India and Korea had relations from the middle of the first century AD when Suriratna (Heo Hwang-ok), the princess of Ayodhya travelled to Korea and married the Korean king Kim Suro. The King and Queen started the Karak Dynasty of South Korea. The two countries share deep historical, cultural and social bonds, and Buddhism is one among them.
In 723 AD, the Buddhist monk Hyecho, visited India during his voyages and pilgrimages. He stayed in India for a few years before proceeding to China in 729.
There are many Buddhist monks, who worked in shaping the religion and Marananta who came to Paekje in the 4th century A.D. is a major early figure. However, it is not clear how an Indian monk came to receive a warm welcome from the King. In A.D. 574 a Korean monk, Anhong along with three Indian monks visited the peninsula and started the construction of monasteries and temples.

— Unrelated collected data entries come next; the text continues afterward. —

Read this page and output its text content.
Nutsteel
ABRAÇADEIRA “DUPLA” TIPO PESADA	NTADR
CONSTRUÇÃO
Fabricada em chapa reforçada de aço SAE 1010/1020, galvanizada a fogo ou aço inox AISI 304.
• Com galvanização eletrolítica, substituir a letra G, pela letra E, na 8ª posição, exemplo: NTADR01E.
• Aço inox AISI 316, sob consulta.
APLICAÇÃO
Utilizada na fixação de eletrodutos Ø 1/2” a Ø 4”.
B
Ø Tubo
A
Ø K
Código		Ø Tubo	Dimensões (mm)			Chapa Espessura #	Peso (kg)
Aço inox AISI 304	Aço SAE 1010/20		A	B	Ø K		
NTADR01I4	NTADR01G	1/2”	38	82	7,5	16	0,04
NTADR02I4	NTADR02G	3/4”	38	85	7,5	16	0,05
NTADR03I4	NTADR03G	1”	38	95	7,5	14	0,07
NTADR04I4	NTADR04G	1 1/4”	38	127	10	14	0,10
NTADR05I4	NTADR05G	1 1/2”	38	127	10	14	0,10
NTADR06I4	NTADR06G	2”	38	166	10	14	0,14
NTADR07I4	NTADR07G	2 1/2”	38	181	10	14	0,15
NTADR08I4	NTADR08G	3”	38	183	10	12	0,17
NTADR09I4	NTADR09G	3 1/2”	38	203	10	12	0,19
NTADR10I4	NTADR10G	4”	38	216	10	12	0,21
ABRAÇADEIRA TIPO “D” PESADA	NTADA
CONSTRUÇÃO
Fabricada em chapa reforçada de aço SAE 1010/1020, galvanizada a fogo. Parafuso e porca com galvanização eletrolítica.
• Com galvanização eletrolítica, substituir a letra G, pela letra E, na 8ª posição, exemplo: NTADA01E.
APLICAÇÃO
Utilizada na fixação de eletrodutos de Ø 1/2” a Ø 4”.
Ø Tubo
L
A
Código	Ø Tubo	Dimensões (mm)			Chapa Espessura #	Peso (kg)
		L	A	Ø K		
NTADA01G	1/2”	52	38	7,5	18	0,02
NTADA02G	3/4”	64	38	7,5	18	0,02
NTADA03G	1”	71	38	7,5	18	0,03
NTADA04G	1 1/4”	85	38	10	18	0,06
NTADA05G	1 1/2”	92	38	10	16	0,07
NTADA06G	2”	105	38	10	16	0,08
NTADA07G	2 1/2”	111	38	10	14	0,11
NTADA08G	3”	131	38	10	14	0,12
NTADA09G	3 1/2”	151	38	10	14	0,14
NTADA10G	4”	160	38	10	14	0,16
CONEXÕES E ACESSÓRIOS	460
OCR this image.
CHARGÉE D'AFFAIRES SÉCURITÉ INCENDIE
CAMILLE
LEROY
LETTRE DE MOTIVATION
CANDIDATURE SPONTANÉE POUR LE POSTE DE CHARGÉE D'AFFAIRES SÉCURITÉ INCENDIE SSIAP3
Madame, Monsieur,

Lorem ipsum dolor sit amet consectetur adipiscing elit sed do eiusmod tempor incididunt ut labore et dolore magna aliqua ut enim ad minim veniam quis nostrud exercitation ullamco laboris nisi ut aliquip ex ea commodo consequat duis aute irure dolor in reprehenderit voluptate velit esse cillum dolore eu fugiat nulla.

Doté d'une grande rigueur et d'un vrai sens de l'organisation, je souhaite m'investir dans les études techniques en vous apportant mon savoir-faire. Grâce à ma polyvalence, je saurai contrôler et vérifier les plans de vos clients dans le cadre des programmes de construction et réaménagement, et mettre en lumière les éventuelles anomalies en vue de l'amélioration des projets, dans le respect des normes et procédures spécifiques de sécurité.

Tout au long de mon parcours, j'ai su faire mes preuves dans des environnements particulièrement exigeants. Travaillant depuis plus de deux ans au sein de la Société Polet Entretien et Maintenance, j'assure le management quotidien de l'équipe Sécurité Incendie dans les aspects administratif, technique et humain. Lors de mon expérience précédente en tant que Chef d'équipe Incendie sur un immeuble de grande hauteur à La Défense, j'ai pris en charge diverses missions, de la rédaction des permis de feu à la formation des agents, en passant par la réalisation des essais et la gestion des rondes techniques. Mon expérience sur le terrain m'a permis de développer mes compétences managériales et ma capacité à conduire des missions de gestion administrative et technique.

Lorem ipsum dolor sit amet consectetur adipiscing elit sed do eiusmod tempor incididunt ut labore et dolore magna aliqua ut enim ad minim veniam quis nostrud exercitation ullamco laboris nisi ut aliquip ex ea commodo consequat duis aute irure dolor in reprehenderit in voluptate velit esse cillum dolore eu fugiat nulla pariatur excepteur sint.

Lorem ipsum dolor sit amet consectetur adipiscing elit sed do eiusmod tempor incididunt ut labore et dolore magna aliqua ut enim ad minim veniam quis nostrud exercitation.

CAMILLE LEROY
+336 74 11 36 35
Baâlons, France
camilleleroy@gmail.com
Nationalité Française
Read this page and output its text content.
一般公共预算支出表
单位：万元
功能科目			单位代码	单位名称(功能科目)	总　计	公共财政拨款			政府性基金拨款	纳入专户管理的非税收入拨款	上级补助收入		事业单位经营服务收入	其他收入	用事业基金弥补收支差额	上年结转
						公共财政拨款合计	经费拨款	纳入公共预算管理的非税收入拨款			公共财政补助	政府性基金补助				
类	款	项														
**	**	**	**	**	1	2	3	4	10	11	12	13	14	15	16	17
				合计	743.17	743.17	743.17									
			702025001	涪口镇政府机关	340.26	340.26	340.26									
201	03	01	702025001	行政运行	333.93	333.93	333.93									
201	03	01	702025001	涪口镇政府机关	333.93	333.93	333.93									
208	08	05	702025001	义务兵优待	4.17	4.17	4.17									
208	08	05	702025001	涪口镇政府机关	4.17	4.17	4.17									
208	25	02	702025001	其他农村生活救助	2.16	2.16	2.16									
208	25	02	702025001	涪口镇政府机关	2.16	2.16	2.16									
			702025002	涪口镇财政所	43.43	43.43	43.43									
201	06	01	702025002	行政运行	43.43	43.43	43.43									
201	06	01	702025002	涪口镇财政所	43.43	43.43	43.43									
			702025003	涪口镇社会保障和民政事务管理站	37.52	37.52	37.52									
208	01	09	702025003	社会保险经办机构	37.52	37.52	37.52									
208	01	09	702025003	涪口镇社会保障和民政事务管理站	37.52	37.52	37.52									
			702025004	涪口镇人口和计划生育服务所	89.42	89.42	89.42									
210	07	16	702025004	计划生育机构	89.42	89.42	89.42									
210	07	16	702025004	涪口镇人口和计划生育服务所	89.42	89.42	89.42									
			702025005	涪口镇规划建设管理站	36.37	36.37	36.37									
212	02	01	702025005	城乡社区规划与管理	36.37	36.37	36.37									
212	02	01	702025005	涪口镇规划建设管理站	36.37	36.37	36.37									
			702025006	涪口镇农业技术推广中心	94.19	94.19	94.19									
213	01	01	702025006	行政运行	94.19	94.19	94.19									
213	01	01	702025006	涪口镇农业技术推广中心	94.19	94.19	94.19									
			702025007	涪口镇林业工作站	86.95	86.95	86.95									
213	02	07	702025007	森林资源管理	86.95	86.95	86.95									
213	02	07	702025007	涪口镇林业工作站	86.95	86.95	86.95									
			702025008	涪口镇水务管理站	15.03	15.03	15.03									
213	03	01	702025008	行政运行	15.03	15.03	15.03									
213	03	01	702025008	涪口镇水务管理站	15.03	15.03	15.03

According to one story, Ashoka Maurya of India, identified with King Ayuk (Muwa), sent iron and gold to South Korea for casting the image of the Buddha. These metals were used to construct the monastery by koreans. However the Ashokan period was much earlier than the Hwangnyeong Monaster as shown by the historical records.
After Buddhism was introduced to Korea, many monks and scholars exhibited great enthusiasm for visiting India, to learn more about Buddhism or for pilgrimages to places important to the memory of the Buddha. In the early 6th century A.D., some Korean monks set out for India.
Monk Kyomic was the first to visit India. He studied the Vinaya text in Samghana Temple of central India, and also collected the Sanskrit text of the Mahisasaka Vinaya. Later an Indian monk, Devadatta (Pei-da-duo) ,came to Korea with Kyomic under the patronage of the King Seong of Baekje, he translated 72 books of Vinaya. Many Korean Buddhists started showing a keen interest in India and Indian culture from the early 8th century.
Buddhism has always been one of the main reasons for many of the South Koreans to travel India. Lumbini, Bodh Gaya, Sarnath and Kushinagar, parts of U.P. and Bihar are some of the tourist places for South Koreans for their religious purposes.
During the visit of South Korean President Moon Jae in 2018, a sapling of the bodhi tree was gifted to the people of Gimhae which has a historic connect with India since Princess Suriratna of Ayodhya is known to have travelled to Korea and married the King Kim Suro.
South Korean First Lady Kim Jung-Sook, participated in the ground-breaking ceremony of the Queen Suriratna Memorial in the city of Ayodhya in November 2018. Due to India having ancient ties with South Korea, both countries now share a unique bond with each other which resulted in thousands of South Koreans throng to Ayodhya and Buddhist tourist places every year in India.